Preguntas frecuentes sobre el músculo peroneo
A continuación encontrarás respuestas concisas a algunas dudas comunes que suelen surgir entre pacientes y atletas con interés en el músculo peroneo y su salud:
- ¿Qué músculo gobierna la eversión del pie? R: En general, los músculos peroneos (largo y corto) son los principales responsables de la eversión, junto con la contribución de otros músculos peroneales y el tibial anterior según la posición del tobillo.
- ¿Puede un fortalecimiento insuficiente del músculo peroneo provocar esguinces de tobillo? R: Sí. Debilidades en la eversión pueden aumentar la probabilidad de esguinces, especialmente durante cambios rápidos de dirección o superficies irregulares.
- ¿Qué prueba de imagen es más útil para lesiones del músculo peroneo? R: La resonancia magnética (MRI) ofrece una visión detallada de los tendones peroneos y las estructuras cercanas; la ecografía también puede ser útil para evaluar tendinopatías en tiempo real.
- ¿Es necesario operar en todas las lesiones del músculo peroneo? R: No. La mayoría de las lesiones se tratan con fisioterapia y correcciones ortésicas. La cirugía se reserva para casos de subluxación recurrente o desgarros significativos que no responden al tratamiento conservador.
Notas finales sobre el músculo peroneo y su salud
El desarrollo equilibrado del músculo peroneo es esencial para una marcha eficiente y para la prevención de dolor en la región lateral del tobillo. La combinación de fortalecimiento específico, ejercicios de propriocepción y una adecuada gestión de la carga de entrenamiento puede marcar la diferencia entre una rodilla y un tobillo resilientes y un rendimiento deportivo sostenido. Si sientes dolor en la cara lateral del tobillo, especialmente al correr o al girar, consulta a un profesional de la salud para una evaluación precisa y orientada. El manejo temprano de las molestias del músculo peroneo y sus tendones puede evitar complicaciones crónicas y acelerar tu regreso a las actividades que más te gustan.
Conclusión: cómo optimizar la salud del músculo peroneo para un tobillo estable
En resumen, el músculo peroneo y sus tendones son piezas fundamentales de la maquinaria que permite la estabilidad y movilidad del tobillo.

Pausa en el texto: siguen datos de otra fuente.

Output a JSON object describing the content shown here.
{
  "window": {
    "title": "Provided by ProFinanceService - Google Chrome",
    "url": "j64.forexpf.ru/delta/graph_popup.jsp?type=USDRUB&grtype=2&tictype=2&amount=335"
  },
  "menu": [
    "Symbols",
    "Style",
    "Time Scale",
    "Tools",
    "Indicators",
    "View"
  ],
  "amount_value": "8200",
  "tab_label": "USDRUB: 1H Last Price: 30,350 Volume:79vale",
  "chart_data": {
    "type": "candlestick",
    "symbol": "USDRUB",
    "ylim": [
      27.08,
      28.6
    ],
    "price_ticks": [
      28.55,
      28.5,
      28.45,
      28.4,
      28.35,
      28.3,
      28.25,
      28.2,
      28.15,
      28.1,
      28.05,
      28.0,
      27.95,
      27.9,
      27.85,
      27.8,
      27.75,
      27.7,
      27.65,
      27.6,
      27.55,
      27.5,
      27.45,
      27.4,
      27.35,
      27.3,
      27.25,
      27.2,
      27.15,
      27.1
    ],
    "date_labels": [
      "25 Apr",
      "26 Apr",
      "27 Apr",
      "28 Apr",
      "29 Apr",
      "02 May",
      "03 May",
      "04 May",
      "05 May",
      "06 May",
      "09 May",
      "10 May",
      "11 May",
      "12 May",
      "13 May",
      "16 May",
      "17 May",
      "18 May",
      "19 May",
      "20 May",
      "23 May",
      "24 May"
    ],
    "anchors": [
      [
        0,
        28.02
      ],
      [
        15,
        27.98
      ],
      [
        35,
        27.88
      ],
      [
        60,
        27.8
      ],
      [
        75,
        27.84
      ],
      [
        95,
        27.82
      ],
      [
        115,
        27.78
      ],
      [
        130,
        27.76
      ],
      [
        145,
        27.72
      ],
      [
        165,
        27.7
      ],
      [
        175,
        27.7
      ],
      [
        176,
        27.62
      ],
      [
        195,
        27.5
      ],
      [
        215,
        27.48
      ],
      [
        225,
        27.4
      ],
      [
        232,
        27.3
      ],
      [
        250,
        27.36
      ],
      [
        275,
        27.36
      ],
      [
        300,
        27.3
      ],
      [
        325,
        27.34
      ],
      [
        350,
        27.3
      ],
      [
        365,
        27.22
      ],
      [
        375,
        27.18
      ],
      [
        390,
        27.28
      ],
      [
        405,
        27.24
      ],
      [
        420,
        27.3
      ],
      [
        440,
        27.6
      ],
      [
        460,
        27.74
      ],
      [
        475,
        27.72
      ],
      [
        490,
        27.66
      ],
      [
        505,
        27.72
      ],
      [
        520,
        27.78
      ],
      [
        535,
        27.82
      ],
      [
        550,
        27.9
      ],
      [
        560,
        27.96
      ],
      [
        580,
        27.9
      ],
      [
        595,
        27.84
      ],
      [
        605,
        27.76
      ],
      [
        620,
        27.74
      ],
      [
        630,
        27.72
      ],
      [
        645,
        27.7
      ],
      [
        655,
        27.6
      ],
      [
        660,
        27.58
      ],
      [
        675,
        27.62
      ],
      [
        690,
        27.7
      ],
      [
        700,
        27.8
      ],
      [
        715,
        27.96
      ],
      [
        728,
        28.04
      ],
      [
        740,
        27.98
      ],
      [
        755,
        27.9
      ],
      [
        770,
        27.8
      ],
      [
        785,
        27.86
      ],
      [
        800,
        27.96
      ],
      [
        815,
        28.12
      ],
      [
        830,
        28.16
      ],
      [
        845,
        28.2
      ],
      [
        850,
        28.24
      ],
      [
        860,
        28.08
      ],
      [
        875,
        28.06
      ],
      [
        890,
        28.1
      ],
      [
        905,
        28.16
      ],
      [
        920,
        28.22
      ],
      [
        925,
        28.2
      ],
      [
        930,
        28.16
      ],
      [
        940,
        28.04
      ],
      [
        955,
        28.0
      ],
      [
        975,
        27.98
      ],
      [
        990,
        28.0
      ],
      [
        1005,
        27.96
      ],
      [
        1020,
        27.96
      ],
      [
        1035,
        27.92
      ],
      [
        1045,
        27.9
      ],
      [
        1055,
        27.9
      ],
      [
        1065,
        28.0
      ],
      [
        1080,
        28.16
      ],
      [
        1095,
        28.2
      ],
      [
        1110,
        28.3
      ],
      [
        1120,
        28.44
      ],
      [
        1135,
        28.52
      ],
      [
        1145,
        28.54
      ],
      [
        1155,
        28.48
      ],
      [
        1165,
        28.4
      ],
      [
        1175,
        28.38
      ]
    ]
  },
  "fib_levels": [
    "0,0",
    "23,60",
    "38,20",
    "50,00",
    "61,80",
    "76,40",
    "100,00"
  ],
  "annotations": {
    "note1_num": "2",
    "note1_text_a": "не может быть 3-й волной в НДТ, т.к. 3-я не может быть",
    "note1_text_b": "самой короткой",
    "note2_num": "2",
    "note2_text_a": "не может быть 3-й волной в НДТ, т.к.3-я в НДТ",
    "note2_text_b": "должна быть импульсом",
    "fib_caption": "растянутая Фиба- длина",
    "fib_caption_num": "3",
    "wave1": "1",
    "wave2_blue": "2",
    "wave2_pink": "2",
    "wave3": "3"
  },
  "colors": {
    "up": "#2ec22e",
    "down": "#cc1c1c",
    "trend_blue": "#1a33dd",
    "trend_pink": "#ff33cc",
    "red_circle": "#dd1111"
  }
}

Conocer sus componentes—Peroneo Largo, Peroneo Corto y, en su caso, Peroneo Tertius—y entender sus roles en la eversión y la flexión plantar es clave para diseñar programas de entrenamiento y rehabilitación efectivos. La prevención, el fortalecimiento específico, la propriocepción y la corrección de patrones de movimiento son pilares para mantener un tobillo sano y funcional, capaz de soportar las exigencias de la vida diaria y del rendimiento deportivo. Si buscas un plan concreto para tu caso, consulta con un profesional que pueda adaptar ejercicios y progresiones a tus necesidades particulares y al nivel de intensidad de tu actividad física.